Le soleil est à son zénith, dirait grand-père Frédéric et mes yeux s’affolent. Ils tricotent des nuages d’inquiétude. Mais où est donc Arthur? Je ne le vois nulle part. Sous le gros chêne, un à un les soûlons se réveillent fripés comme des paillassons. Ces hommes auraient-ils entrevu Arthur? L’auraient-ils malmené, saoulé, rudoyé et caché?
L’officier à bicyclette a changé de visage. J’ai faim, j’ai soif et mes jambes ankylosées me font très mal. Je me lève et marche un peu. Les quatre femmes d’âge mûr chuchotent encore. En m’approchant de leur table, je réalise pourtant qu’elles ont changé de diapason. La plus vieille parle vite et plus fort. Comme si quelque chose de grave devenait évident, flagrant, épeurant. Quelle étrange sensation!
De loin, un sifflement de sirène tranche l’horizon. Les quatre femmes se lèvent et courent vers l’ambulance. Une foule de badauds encercle le carré Saint-Louis. J’essaie d’interroger un ou deux itinérants, mais personne ne me répond. Ils savent tous ce qui arrive, mais ils restent muets.
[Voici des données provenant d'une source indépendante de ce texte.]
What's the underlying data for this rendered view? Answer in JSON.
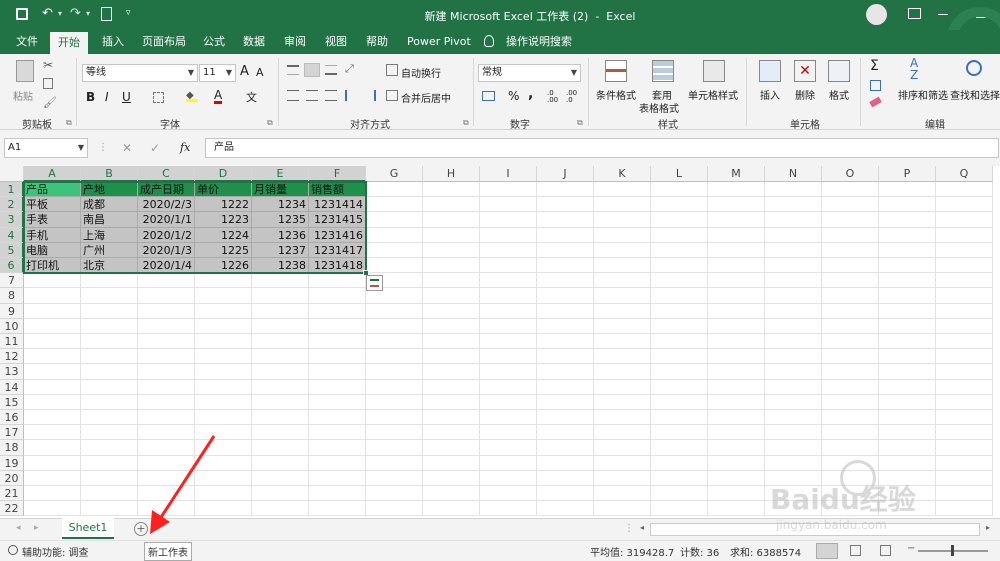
{
  "titlebar": {
    "title": "新建 Microsoft Excel 工作表 (2)  -  Excel",
    "colors": {
      "brand": "#217346"
    }
  },
  "tabs": [
    "文件",
    "开始",
    "插入",
    "页面布局",
    "公式",
    "数据",
    "审阅",
    "视图",
    "帮助",
    "Power Pivot"
  ],
  "tell_me": "操作说明搜索",
  "ribbon": {
    "clipboard": {
      "paste": "粘贴",
      "label": "剪贴板"
    },
    "font": {
      "name": "等线",
      "size": "11",
      "label": "字体",
      "bold": "B",
      "italic": "I",
      "underline": "U",
      "grow": "A",
      "shrink": "A",
      "phonetic": "文"
    },
    "alignment": {
      "wrap": "自动换行",
      "merge": "合并后居中",
      "label": "对齐方式"
    },
    "number": {
      "format": "常规",
      "label": "数字",
      "percent": "%",
      "comma": ","
    },
    "styles": {
      "conditional": "条件格式",
      "table1": "套用",
      "table2": "表格格式",
      "cell": "单元格样式",
      "label": "样式"
    },
    "cells": {
      "insert": "插入",
      "delete": "删除",
      "format": "格式",
      "label": "单元格"
    },
    "editing": {
      "sort": "排序和筛选",
      "find": "查找和选择",
      "label": "编辑"
    }
  },
  "formula_bar": {
    "name_box": "A1",
    "fx": "fx",
    "content": "产品"
  },
  "columns": [
    "A",
    "B",
    "C",
    "D",
    "E",
    "F",
    "G",
    "H",
    "I",
    "J",
    "K",
    "L",
    "M",
    "N",
    "O",
    "P",
    "Q"
  ],
  "rows": [
    "1",
    "2",
    "3",
    "4",
    "5",
    "6",
    "7",
    "8",
    "9",
    "10",
    "11",
    "12",
    "13",
    "14",
    "15",
    "16",
    "17",
    "18",
    "19",
    "20",
    "21",
    "22"
  ],
  "table": {
    "header": [
      "产品",
      "产地",
      "成产日期",
      "单价",
      "月销量",
      "销售额"
    ],
    "rows": [
      [
        "平板",
        "成都",
        "2020/2/3",
        "1222",
        "1234",
        "1231414"
      ],
      [
        "手表",
        "南昌",
        "2020/1/1",
        "1223",
        "1235",
        "1231415"
      ],
      [
        "手机",
        "上海",
        "2020/1/2",
        "1224",
        "1236",
        "1231416"
      ],
      [
        "电脑",
        "广州",
        "2020/1/3",
        "1225",
        "1237",
        "1231417"
      ],
      [
        "打印机",
        "北京",
        "2020/1/4",
        "1226",
        "1238",
        "1231418"
      ]
    ]
  },
  "sheets": {
    "active": "Sheet1",
    "tooltip": "新工作表"
  },
  "status": {
    "accessibility": "辅助功能: 调查",
    "average": "平均值: 319428.7",
    "count": "计数: 36",
    "sum": "求和: 6388574"
  },
  "watermark": {
    "brand": "Baidu经验",
    "url": "jingyan.baidu.com"
  }
}
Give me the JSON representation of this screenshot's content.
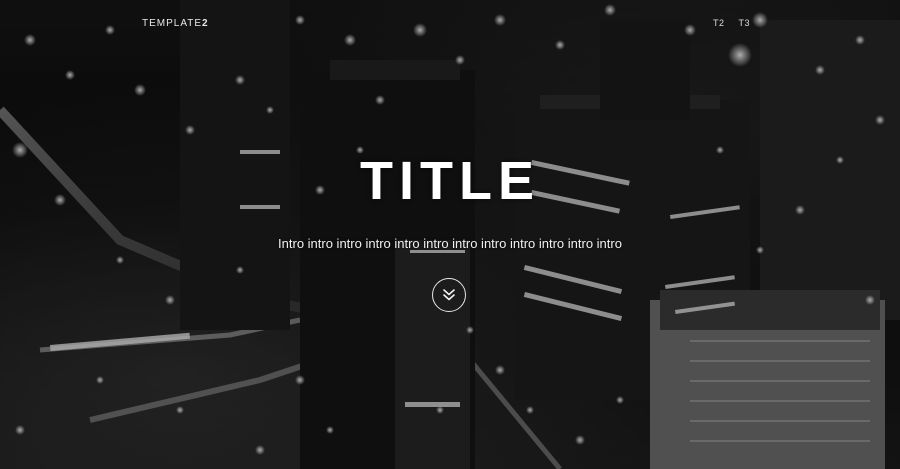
{
  "nav": {
    "brand_prefix": "TEMPLATE",
    "brand_suffix": "2",
    "links": [
      {
        "label": "T2"
      },
      {
        "label": "T3"
      }
    ]
  },
  "hero": {
    "title": "TITLE",
    "intro": "Intro intro intro intro intro intro intro intro intro intro intro intro",
    "scroll_icon": "double-chevron-down-icon"
  },
  "colors": {
    "text": "#ffffff",
    "background": "#000000"
  }
}
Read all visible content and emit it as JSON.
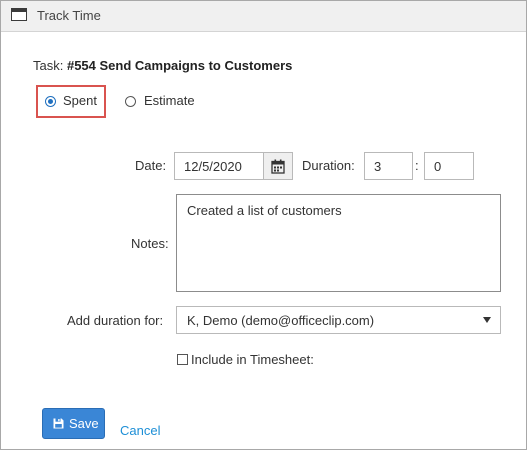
{
  "window": {
    "title": "Track Time",
    "icon": "window-icon"
  },
  "task": {
    "label": "Task:",
    "name": "#554 Send Campaigns to Customers"
  },
  "type_options": [
    {
      "label": "Spent",
      "selected": true
    },
    {
      "label": "Estimate",
      "selected": false
    }
  ],
  "date": {
    "label": "Date:",
    "value": "12/5/2020",
    "icon": "calendar-icon"
  },
  "duration": {
    "label": "Duration:",
    "hours": "3",
    "separator": ":",
    "minutes": "0"
  },
  "notes": {
    "label": "Notes:",
    "value": "Created a list of customers"
  },
  "add_duration": {
    "label": "Add duration for:",
    "selected": "K, Demo (demo@officeclip.com)"
  },
  "include_timesheet": {
    "label": "Include in Timesheet:",
    "checked": false
  },
  "actions": {
    "save_label": "Save",
    "cancel_label": "Cancel"
  },
  "colors": {
    "primary_button": "#3a86d6",
    "link": "#1e8fd6",
    "highlight": "#d9534f",
    "radio_selected": "#1f6fbf"
  }
}
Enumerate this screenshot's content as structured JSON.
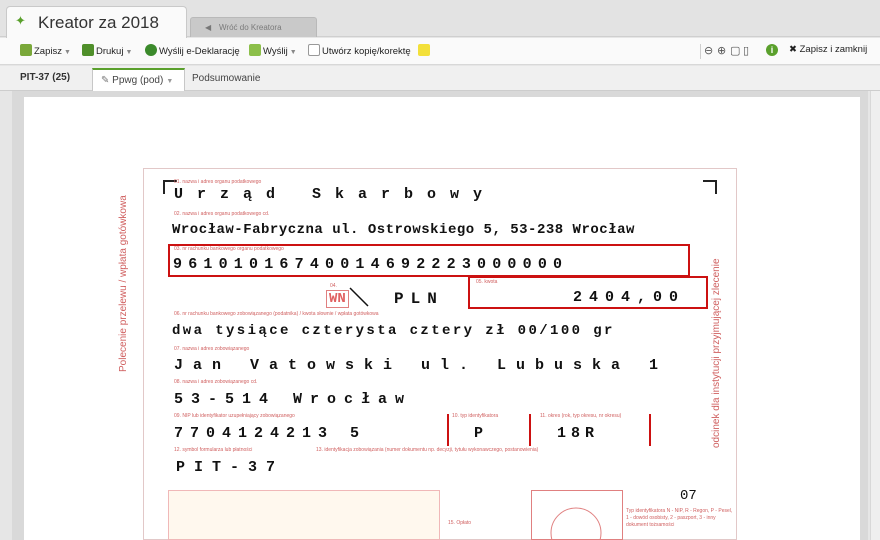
{
  "window": {
    "title": "Kreator za 2018",
    "back_tab": "Wróć do Kreatora"
  },
  "toolbar": {
    "save": "Zapisz",
    "print": "Drukuj",
    "send_edeclaration": "Wyślij e-Deklarację",
    "send": "Wyślij",
    "create_copy": "Utwórz kopię/korektę",
    "save_close": "Zapisz i zamknij"
  },
  "sections": {
    "pit": "PIT-37 (25)",
    "ppwg": "Ppwg (pod)",
    "summary": "Podsumowanie"
  },
  "form": {
    "labels": {
      "f01": "01. nazwa i adres organu podatkowego",
      "f02": "02. nazwa i adres organu podatkowego cd.",
      "f03": "03. nr rachunku bankowego organu podatkowego",
      "f04": "04.",
      "f05": "05. kwota",
      "f06": "06. nr rachunku bankowego zobowiązanego (podatnika) / kwota słownie / wpłata gotówkowa",
      "f07": "07. nazwa i adres zobowiązanego",
      "f08": "08. nazwa i adres zobowiązanego cd.",
      "f09": "09. NIP lub identyfikator uzupełniający zobowiązanego",
      "f10": "10. typ identyfikatora",
      "f11": "11. okres (rok, typ okresu, nr okresu)",
      "f12": "12. symbol formularza lub płatności",
      "f13": "13. identyfikacja zobowiązania (numer dokumentu np. decyzji, tytułu wykonawczego, postanowienia)",
      "f15": "15. Opłato",
      "side_left": "Polecenie przelewu / wpłata gotówkowa",
      "side_right": "odcinek dla instytucji przyjmującej zlecenie",
      "legend": "Typ identyfikatora N - NIP, R - Regon, P - Pesel, 1 - dowód osobisty, 2 - paszport, 3 - inny dokument tożsamości"
    },
    "recipient": "Urząd Skarbowy",
    "recipient_address": "Wrocław-Fabryczna ul. Ostrowskiego 5, 53-238 Wrocław",
    "account": "96101016740014692223000000",
    "currency_marker": "WN",
    "currency": "PLN",
    "amount": "2404,00",
    "amount_words": "dwa tysiące czterysta cztery zł 00/100 gr",
    "payer": "Jan Vatowski ul. Lubuska 1",
    "payer_city": "53-514 Wrocław",
    "nip": "7704124213 5",
    "id_type": "P",
    "period": "18R",
    "symbol": "PIT-37",
    "page_number": "07"
  }
}
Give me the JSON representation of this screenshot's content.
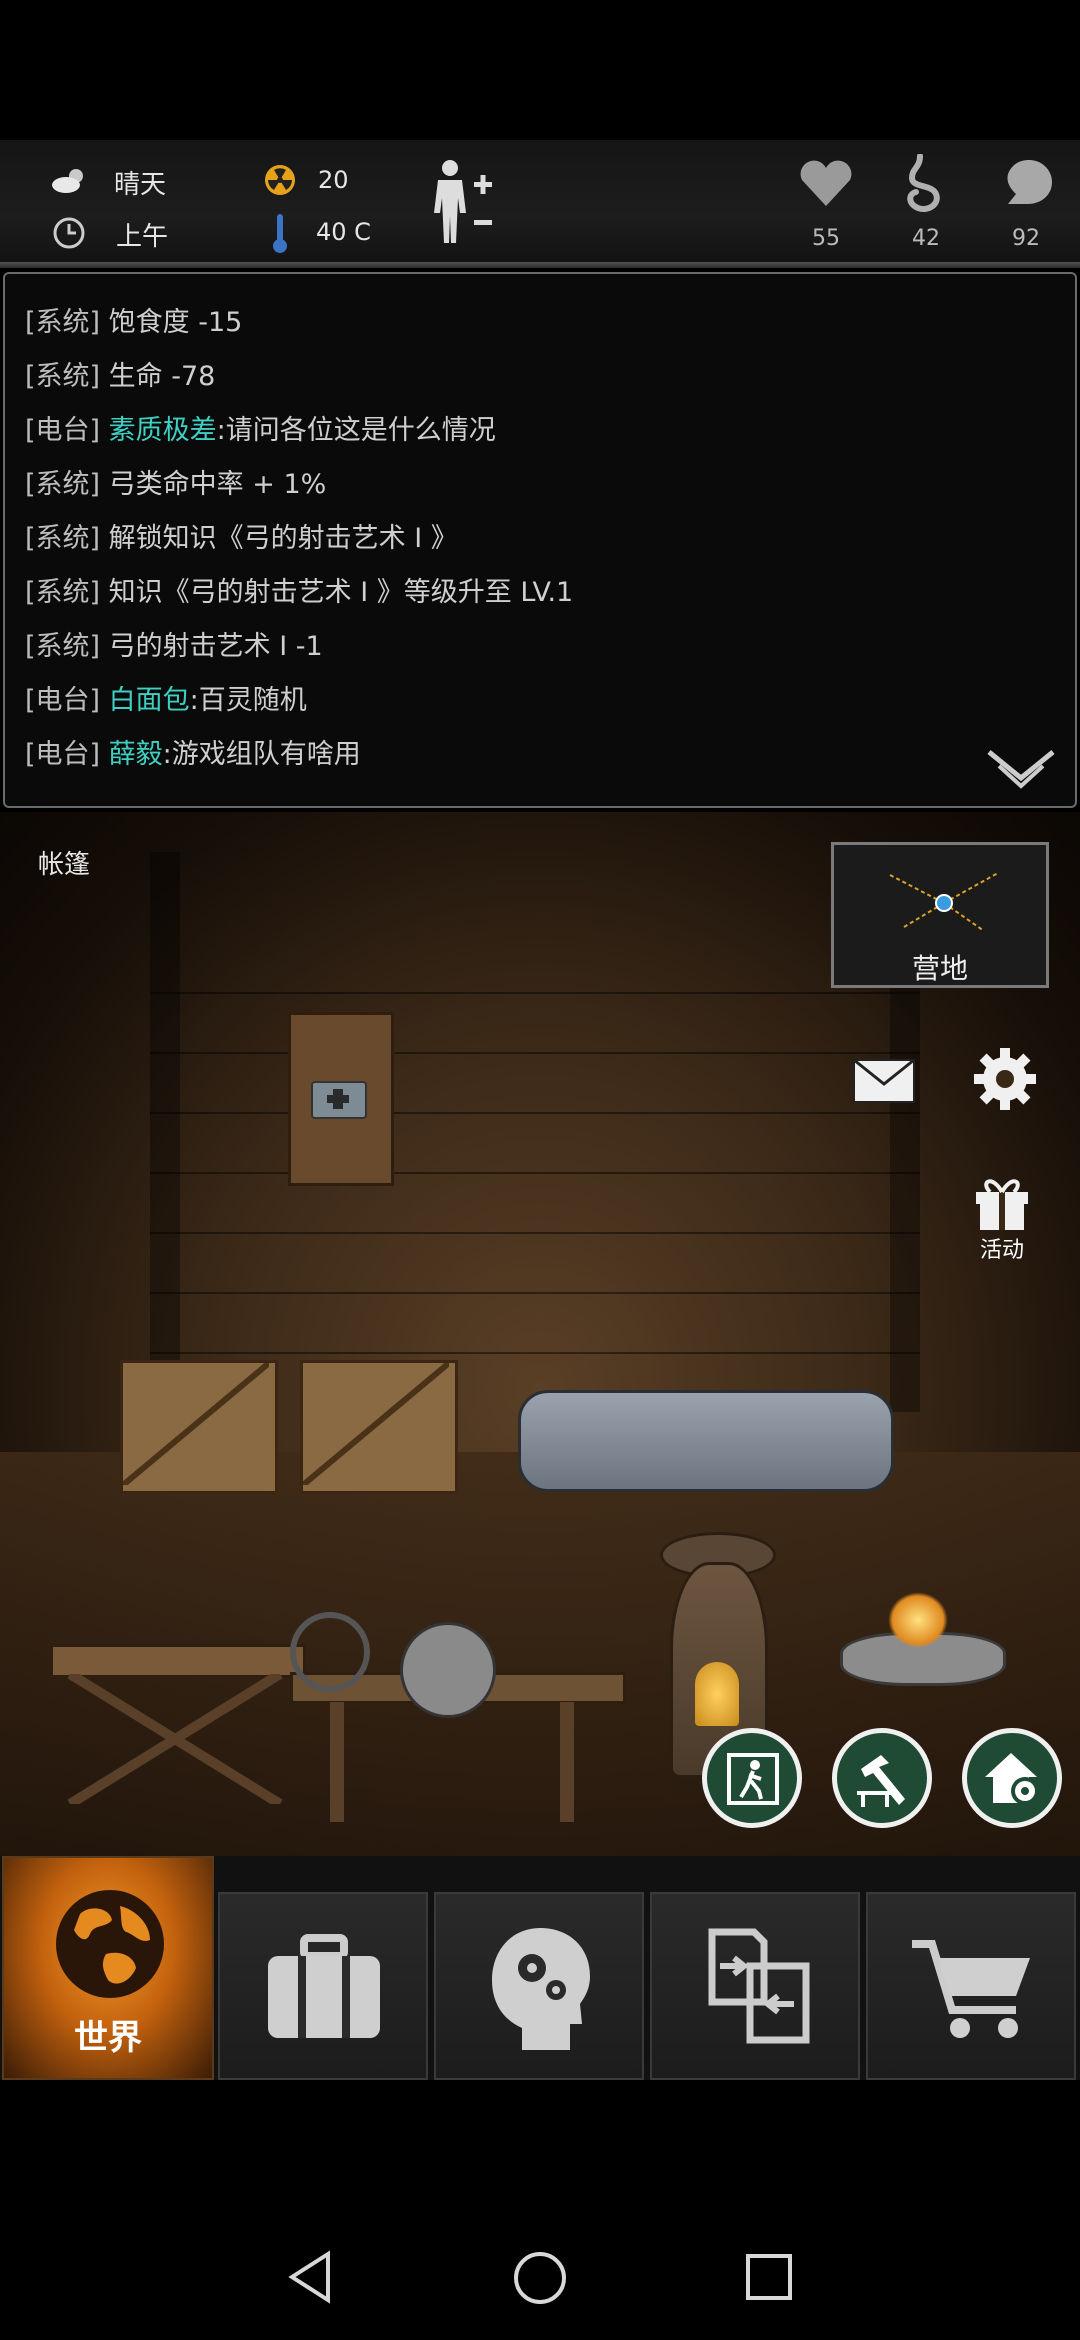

Plusieurs habitués plient bagage et quittent le gazon. Ce sont des habitués de l’endroit, je suppose. Des voisins des environs, des passants fatigués, des vieillards endimanchés, des artistes en attente d’inspiration; de simples promeneurs, peut-être même des chômeurs.
Tel que je l’avais prévu, le lendemain, je reviens m’asseoir sur mon banc et entreprends de noircir les pages de mon cahier ligné. J’y passe quelques heures, plusieurs larmes diluant ma frayeur.
Arthur est mort. Selon les ambulanciers, son cœur généreux se serait arrêté de battre vers quinze heures, ce Vendredi saint 12 avril 1968. Son corps dépouillé, brutalisé, et finalement tué, a été trouvé dans une ruelle adjacente au fameux carré Saint-Louis.
J’apprendrai dans le Journal de Montréal que l’enquête fut confiée au capitaine-détective Jacques Cinq-Mars. Je découvrirai aussi, quelques semaines plus tard, que monsieur Arthur V. fut un homme très riche, très connu et très éprouvé. Sa femme et ses quatre enfants ont péri dans l’incendie d’une de leurs résidences secondaires à l’étranger. Arthur a voulu tout donner, tout disperser et il a consacré le reste de sa vie à aider les démunis.
Je m’en veux encore aujourd’hui d’avoir douté d’Arthur le quêteux! Les apparences sont souvent trompeuses.